Question

QUESTION 3 Symbolize the following argument using the variables p, q, and r. Then construct a complete truth table to show whether or not the argument is valid. Use 1 for T(true) and 0 for F(false). Valid or Invalid? Why? Prove. Explain what your truth table shows. 10 points Total: 3 points for correct symbolic form, 4 points for valid/invalid and reason, 3 points for correct truth table. If Max studies hard, then Max gets an 'A' or Max gets a good grade. Max got an 'A'. .. Max studied hard.

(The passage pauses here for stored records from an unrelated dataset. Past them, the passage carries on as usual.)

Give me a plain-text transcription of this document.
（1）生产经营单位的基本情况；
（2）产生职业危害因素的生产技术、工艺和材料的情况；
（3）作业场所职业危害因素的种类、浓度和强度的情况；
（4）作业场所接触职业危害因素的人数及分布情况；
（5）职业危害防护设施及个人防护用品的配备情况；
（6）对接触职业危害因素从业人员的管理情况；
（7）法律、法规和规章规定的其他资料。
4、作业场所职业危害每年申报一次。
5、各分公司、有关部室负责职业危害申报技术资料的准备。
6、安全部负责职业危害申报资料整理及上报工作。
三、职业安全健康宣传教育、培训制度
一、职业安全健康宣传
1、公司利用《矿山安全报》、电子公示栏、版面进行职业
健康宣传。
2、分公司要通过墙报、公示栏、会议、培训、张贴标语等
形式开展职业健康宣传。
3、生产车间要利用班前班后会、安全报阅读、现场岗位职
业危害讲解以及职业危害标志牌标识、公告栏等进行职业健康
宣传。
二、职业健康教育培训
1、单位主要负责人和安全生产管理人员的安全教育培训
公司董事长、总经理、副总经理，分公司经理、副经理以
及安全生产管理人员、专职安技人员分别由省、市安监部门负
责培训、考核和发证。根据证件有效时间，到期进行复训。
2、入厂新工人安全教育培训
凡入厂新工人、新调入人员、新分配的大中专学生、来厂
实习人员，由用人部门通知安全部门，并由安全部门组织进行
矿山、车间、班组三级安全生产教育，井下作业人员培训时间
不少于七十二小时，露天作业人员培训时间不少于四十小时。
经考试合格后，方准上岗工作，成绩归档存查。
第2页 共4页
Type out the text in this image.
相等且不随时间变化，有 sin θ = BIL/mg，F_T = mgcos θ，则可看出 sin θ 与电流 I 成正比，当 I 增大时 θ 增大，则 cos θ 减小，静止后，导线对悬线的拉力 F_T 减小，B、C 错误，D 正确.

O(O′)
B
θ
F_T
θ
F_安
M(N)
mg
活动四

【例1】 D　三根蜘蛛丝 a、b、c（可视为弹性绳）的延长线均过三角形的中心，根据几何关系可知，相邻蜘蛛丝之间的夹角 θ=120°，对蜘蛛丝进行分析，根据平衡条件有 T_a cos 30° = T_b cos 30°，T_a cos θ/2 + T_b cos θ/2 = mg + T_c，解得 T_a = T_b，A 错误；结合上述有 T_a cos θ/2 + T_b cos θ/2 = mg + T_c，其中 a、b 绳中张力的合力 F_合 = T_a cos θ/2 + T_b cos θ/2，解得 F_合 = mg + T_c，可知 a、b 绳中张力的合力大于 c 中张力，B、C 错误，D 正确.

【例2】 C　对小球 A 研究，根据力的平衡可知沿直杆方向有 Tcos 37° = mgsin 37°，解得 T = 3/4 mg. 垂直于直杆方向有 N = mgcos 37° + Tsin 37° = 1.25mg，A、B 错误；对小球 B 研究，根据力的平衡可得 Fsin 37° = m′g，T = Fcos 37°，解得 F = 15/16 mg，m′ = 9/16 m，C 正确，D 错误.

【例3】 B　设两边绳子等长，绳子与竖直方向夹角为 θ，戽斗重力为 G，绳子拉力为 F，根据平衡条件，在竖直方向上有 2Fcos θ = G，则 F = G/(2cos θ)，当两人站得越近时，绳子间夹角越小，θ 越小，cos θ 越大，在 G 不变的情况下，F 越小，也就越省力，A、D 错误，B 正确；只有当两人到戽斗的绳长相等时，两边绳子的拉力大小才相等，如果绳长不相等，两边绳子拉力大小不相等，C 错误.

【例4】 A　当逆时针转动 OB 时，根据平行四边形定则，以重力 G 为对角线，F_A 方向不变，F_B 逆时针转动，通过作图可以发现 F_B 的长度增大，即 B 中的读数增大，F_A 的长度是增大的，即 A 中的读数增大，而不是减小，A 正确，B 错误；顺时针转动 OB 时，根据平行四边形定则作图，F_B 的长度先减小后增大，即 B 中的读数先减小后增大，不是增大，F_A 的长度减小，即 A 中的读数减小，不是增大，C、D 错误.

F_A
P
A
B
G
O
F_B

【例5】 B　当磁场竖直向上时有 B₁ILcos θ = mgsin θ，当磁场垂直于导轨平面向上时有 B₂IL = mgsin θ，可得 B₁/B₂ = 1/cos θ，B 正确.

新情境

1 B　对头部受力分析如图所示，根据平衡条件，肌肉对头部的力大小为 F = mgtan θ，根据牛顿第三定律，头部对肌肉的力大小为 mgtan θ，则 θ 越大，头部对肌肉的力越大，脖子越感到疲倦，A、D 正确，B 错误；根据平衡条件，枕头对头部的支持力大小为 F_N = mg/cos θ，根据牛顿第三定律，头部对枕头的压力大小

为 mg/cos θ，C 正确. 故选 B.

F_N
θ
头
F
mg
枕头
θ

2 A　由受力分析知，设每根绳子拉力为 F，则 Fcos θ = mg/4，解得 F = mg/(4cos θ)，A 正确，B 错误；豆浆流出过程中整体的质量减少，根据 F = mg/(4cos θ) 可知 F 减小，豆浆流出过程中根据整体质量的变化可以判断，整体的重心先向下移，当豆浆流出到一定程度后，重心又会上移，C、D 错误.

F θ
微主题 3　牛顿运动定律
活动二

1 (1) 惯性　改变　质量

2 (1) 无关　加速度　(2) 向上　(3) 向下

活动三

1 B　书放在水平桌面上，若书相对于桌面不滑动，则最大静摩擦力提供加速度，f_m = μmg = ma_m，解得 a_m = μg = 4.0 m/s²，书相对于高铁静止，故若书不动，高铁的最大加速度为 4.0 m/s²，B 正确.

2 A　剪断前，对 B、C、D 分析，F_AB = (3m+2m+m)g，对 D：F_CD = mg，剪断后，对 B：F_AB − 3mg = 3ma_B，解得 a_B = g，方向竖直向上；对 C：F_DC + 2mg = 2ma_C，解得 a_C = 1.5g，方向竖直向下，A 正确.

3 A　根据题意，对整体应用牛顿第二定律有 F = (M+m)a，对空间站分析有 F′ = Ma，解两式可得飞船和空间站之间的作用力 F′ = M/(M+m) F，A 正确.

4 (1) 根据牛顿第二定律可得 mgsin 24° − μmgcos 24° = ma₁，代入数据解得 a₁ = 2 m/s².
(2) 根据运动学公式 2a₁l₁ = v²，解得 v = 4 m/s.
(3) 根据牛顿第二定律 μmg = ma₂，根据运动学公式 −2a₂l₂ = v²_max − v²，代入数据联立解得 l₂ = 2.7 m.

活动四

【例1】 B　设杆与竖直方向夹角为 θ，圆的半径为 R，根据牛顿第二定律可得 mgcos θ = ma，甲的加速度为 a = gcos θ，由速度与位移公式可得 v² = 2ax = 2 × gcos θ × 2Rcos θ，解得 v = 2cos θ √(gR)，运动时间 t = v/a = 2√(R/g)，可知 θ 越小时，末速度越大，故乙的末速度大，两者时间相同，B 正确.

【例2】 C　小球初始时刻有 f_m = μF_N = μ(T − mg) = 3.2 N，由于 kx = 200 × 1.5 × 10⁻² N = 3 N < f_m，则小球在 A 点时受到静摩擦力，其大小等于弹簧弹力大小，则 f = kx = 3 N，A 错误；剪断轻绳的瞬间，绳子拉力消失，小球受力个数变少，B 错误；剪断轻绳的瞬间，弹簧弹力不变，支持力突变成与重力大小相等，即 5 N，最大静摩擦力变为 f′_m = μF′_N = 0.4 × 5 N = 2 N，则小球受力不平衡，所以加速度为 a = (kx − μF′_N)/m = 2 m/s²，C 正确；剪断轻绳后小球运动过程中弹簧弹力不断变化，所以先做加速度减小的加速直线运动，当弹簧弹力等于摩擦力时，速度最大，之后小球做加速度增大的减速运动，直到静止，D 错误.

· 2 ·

IP q

Answer 1

The argument is symbolized as follows :

p : Max studies hard.

q : Max gets an 'A'.

r : Max gets a good grade.

So, the premises are :

• p -> ( q v r )
• q

The conclusion to be proved is :

p.

The truth table is :

p	q	r	( q v r )	p -> ( q v r )	( p -> ( q v r ) ) ∧ q	( ( p -> ( q v r ) ) ∧ q ) -> p
0	0	0	0	1	0	1
0	0	1	1	1	0	1
0	1	0	1	1	1	0
0	1	1	1	1	1	0
1	0	0	0	0	0	1
1	0	1	1	1	0	1
1	1	0	1	1	1	1
1	1	1	1	1	1	1

The given argument is invalid.

The reason is that the resulting final expression ( ( p -> ( q v r ) ) ∧ q ) -> p is not a tautology but a contingency. In order to have the argument to be valid, the resulting expression must be a tautology but the given truth table proves that the final expression is a contingency that is all values are not 1.